Bien qu’il est déploré les critiques acerbes de l’appareil judiciaire du pays par des citoyens devant les magistrats à la cour d’appel de Conakry. Les invitant à plus de professionnalisme. Quelques heures de cette rencontre, c’est comme si, Yaya Kaïraba Kaba a dû prêcher dans le dessert.
Contre toute attente, le porte parole de la Convergence des acteurs sociopolitiques engagés dans le cadre du dialogue politique inclusif inter-guinéen, Alpha Bayo a été victime des anciennes pratiques.
Pourtant, le ministre de la Justice et des droits de l’homme a indiqué devant les magistrats qu’il fera désormais respecter la loi. « …notre justice est critiquée de façon acerbe quelques fois », a introduit le ministre de la Justice et des droits de l’homme, Yaya Kaïraba Kaba.

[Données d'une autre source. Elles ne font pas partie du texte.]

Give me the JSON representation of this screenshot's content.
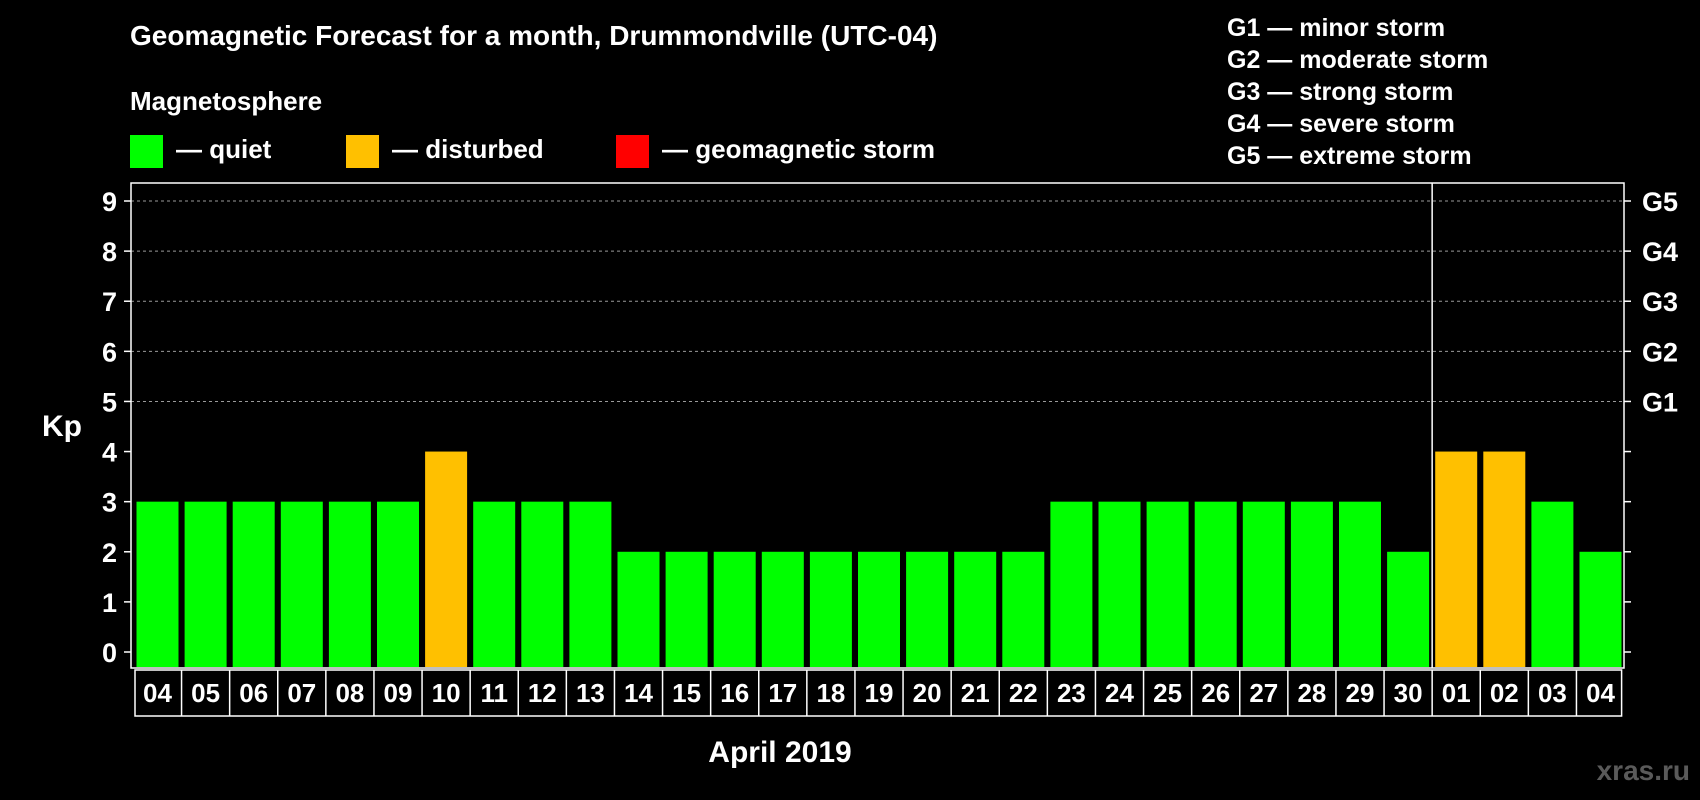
{
  "header": {
    "title": "Geomagnetic Forecast for a month, Drummondville (UTC-04)",
    "magnetosphere_label": "Magnetosphere"
  },
  "legend": {
    "quiet": "— quiet",
    "disturbed": "— disturbed",
    "storm": "— geomagnetic storm"
  },
  "storm_scale": [
    "G1 — minor storm",
    "G2 — moderate storm",
    "G3 — strong storm",
    "G4 — severe storm",
    "G5 — extreme storm"
  ],
  "colors": {
    "quiet": "#00ff00",
    "disturbed": "#ffc000",
    "storm": "#ff0000",
    "background": "#000000",
    "foreground": "#ffffff",
    "grid": "#9a9a9a"
  },
  "chart_data": {
    "type": "bar",
    "title": "Geomagnetic Forecast for a month, Drummondville (UTC-04)",
    "xlabel": "April 2019",
    "ylabel": "Kp",
    "ylim": [
      0,
      9
    ],
    "yticks": [
      0,
      1,
      2,
      3,
      4,
      5,
      6,
      7,
      8,
      9
    ],
    "right_axis_labels": [
      {
        "value": 5,
        "label": "G1"
      },
      {
        "value": 6,
        "label": "G2"
      },
      {
        "value": 7,
        "label": "G3"
      },
      {
        "value": 8,
        "label": "G4"
      },
      {
        "value": 9,
        "label": "G5"
      }
    ],
    "categories": [
      "04",
      "05",
      "06",
      "07",
      "08",
      "09",
      "10",
      "11",
      "12",
      "13",
      "14",
      "15",
      "16",
      "17",
      "18",
      "19",
      "20",
      "21",
      "22",
      "23",
      "24",
      "25",
      "26",
      "27",
      "28",
      "29",
      "30",
      "01",
      "02",
      "03",
      "04"
    ],
    "values": [
      3,
      3,
      3,
      3,
      3,
      3,
      4,
      3,
      3,
      3,
      2,
      2,
      2,
      2,
      2,
      2,
      2,
      2,
      2,
      3,
      3,
      3,
      3,
      3,
      3,
      3,
      2,
      4,
      4,
      3,
      2
    ],
    "status": [
      "quiet",
      "quiet",
      "quiet",
      "quiet",
      "quiet",
      "quiet",
      "disturbed",
      "quiet",
      "quiet",
      "quiet",
      "quiet",
      "quiet",
      "quiet",
      "quiet",
      "quiet",
      "quiet",
      "quiet",
      "quiet",
      "quiet",
      "quiet",
      "quiet",
      "quiet",
      "quiet",
      "quiet",
      "quiet",
      "quiet",
      "quiet",
      "disturbed",
      "disturbed",
      "quiet",
      "quiet"
    ],
    "month_boundary_after": "30",
    "grid": true
  },
  "watermark": "xras.ru"
}
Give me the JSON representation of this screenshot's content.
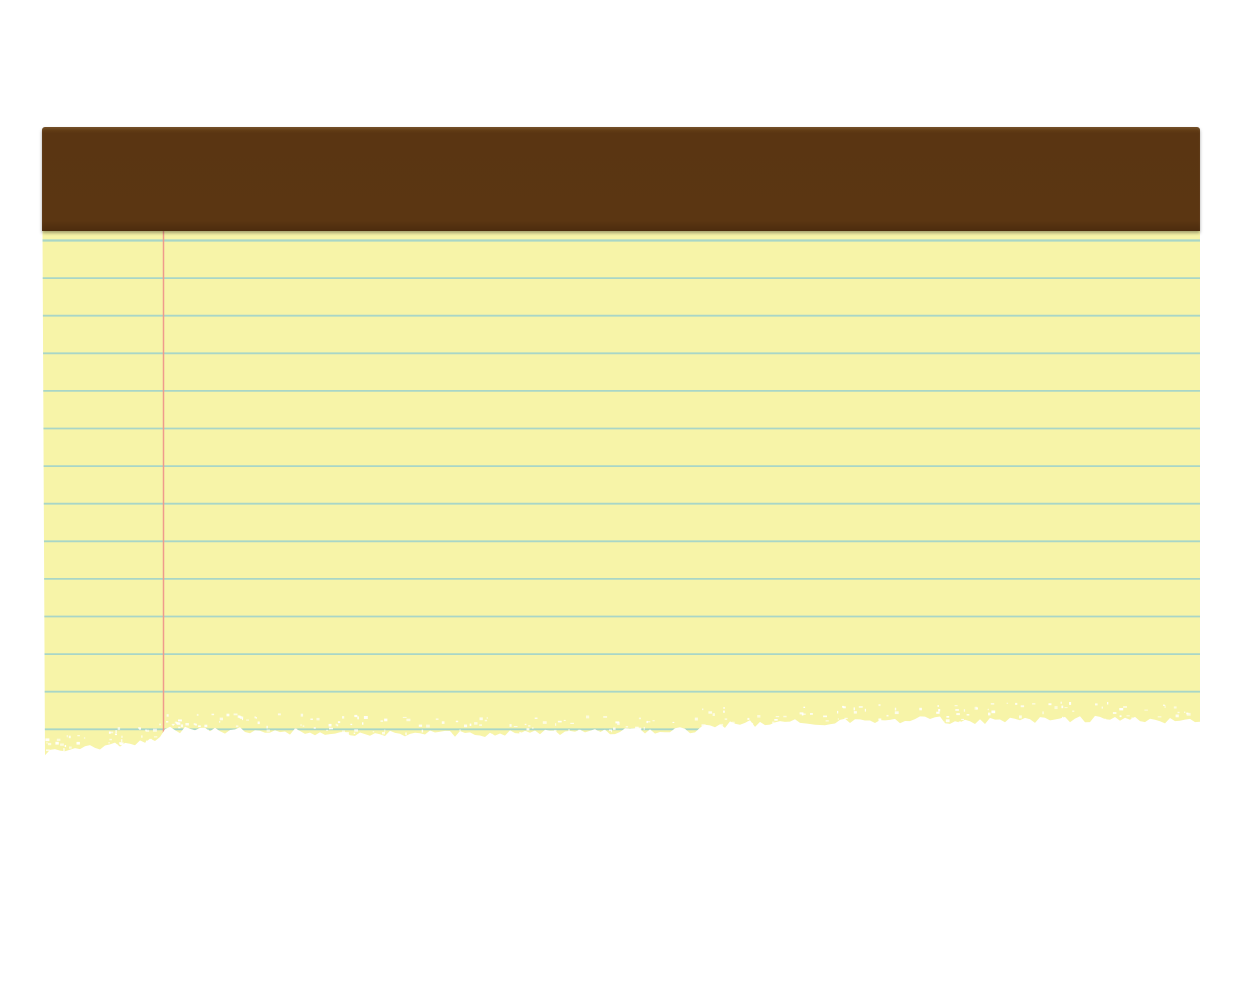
{
  "notepad": {
    "binding_color": "#5a3512",
    "paper_color": "#f7f4a8",
    "rule_color": "#a9d6c7",
    "margin_line_color": "#ef9a8c",
    "rule_count": 14
  }
}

Puis de reconnaître en ces termes: « Nous en sommes conscients et prenons en conscience tous les jours pour essayer d’avoir la confiance de nos populations. »
« Ces propos que je suis en train de tenir ne sont que pour tout juste indiquer l’orientation et ma détermination franche à apporter ne serait-ce qu’un grain de changement positif tout de suite, perceptible par l’ensemble de la population », a poursuivi le garde des Sceaux.
Il a mis un terme à son intervention, en intimant aux hommes de blouse noire: « Je veux les résultats. »
Malheureusement, sur le terrain c’est tout autre. Pour parvenir à renverser la donne, il faut beaucoup de sacrifices.